Finalmente,  respecto de los  alegatos esgrimidos en sede de impugnación, cabe observar que  la censora planteó hechos nuevos relacionados con la indebida  aplicación de las reglas hermenéuticas. De manera que,  estos novísimos planteamientos, son ajenos a la discusión  porque el despacho cuestionado no tuvo la oportunidad para  controvertirlos, so pena de quebrantar el derecho de defensa que le  asiste a aquel, conforme se ha evocado en casos similares, donde esta  Corporación ha subrayado que  

(…)  [r]especto de las circunstancias que expuso la impugnante ante esta  Corporación (…) no puede pronunciarse esta Colegiatura,  pues se trata de hechos nuevos, no mencionados en el libelo  constitucional, por lo que sobre tales aspectos el accionado no ha  tenido oportunidad de contradicción. Por tanto, un estudio por  la Corte implicaría la vulneración del debido proceso y  del derecho de defensa de la autoridad criticada. Sobre el particular  la Sala ha indicado que: (…) es cierto que en sede de tutela,  está establecida la facultad – deber del fallador de  sentenciar extra y ultra petita cuando, en el trámite ante él  ventilado, se advierta la necesidad de reparar o evitar la  trasgresión o amenaza de los bienes jurídicos  superiores (…) También lo es que lo anterior no puede  convertirse en patente de corso cuando de hechos nuevos se trata,  como quiera que ésta tampoco es extraña a las reglas  del debido proceso, entre las cuales se destaca el derecho de los  convocados a la defensa (15 mar. 2011, exp. 00003-01, 20 sep. 2012,  exp. 2012-00195-01, CSJ STC5618-2020,  CSJ STC-572-2021, y CSJ STC2544-2021, entre otras).  

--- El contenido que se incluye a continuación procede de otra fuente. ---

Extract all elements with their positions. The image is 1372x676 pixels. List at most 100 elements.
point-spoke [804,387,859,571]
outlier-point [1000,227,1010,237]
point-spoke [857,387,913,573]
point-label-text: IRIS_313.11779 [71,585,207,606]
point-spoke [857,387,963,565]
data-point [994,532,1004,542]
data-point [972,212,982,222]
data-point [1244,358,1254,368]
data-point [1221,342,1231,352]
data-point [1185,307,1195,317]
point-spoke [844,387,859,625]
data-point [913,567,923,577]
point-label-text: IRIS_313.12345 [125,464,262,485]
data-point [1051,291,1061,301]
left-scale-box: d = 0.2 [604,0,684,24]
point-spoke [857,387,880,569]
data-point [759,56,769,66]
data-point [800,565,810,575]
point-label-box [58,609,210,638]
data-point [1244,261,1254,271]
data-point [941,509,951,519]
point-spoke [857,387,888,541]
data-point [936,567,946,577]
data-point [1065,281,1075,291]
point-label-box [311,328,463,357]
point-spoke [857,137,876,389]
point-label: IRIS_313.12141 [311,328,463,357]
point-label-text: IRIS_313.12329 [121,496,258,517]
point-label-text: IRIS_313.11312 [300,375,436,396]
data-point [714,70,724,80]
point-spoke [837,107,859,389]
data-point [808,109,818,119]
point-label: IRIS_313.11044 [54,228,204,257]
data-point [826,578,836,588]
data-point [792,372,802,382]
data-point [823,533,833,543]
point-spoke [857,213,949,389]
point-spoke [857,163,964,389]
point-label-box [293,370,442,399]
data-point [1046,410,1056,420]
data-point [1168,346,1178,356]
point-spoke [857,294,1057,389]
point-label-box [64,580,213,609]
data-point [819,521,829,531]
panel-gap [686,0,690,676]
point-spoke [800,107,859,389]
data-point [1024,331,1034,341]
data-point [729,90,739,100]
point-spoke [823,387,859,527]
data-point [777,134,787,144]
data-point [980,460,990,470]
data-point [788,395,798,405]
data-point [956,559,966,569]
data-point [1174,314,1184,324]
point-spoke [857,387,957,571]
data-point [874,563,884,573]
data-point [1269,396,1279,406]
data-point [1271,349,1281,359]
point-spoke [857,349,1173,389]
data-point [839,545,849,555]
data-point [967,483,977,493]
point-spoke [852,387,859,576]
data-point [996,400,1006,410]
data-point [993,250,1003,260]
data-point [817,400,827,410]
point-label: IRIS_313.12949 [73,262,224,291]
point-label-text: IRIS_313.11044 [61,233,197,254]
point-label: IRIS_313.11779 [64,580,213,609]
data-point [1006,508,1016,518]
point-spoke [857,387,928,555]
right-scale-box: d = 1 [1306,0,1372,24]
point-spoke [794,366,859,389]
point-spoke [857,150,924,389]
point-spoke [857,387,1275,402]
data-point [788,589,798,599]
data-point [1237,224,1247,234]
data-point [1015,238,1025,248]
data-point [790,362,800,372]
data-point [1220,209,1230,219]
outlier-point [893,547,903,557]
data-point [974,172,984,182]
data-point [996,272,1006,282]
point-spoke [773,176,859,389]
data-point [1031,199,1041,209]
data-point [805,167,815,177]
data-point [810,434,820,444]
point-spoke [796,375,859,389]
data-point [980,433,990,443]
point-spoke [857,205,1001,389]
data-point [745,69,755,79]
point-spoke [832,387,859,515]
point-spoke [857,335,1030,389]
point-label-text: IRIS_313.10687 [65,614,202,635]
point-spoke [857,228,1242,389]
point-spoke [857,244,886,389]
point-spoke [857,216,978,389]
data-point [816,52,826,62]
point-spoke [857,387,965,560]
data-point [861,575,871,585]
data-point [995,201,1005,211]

Así  las cosas, puesto que la providencia cuestionada en esta queja  descansa en un discernimiento razonable, será refrendado el  proveído opugnado.  

DECISIÓN  

En  mérito  de lo expuesto, la Corte Suprema de Justicia, en Sala de Casación  Civil, administrando justicia en nombre de la República y por  autoridad de la Constitución y la Ley CONFIRMA  la  sentencia de fecha, naturaleza y procedencia conocida.  

Infórmese  a las partes e intervinientes por el medio más expedito y  remítase el expediente a la Corte Constitucional para su  eventual revisión.  

NOTIFÍQUESE  Y CÚMPLASE  

FRANCISCO  TERNERA BARRIOS  

Presidente  de Sala  

ÁLVARO  FERNANDO GARCÍA RESTREPO  

HILDA  GONZÁLEZ NEIRA  

AROLDO  WILSON QUIROZ MONSALVO  

LUIS  ALONSO RICO PUERTA  

OCTAVIO  AUGUSTO TEJEIRO DUQUE  

1          «3.04.          FIANZA INMOBILIARIA. Si el MANDANTE ha autorizado y se ha tomado la          Fianza Inmobiliaria o el Seguro de Arriendos, el Mandante continuará          recibiendo los cánones mes a mes conforme a la cláusula».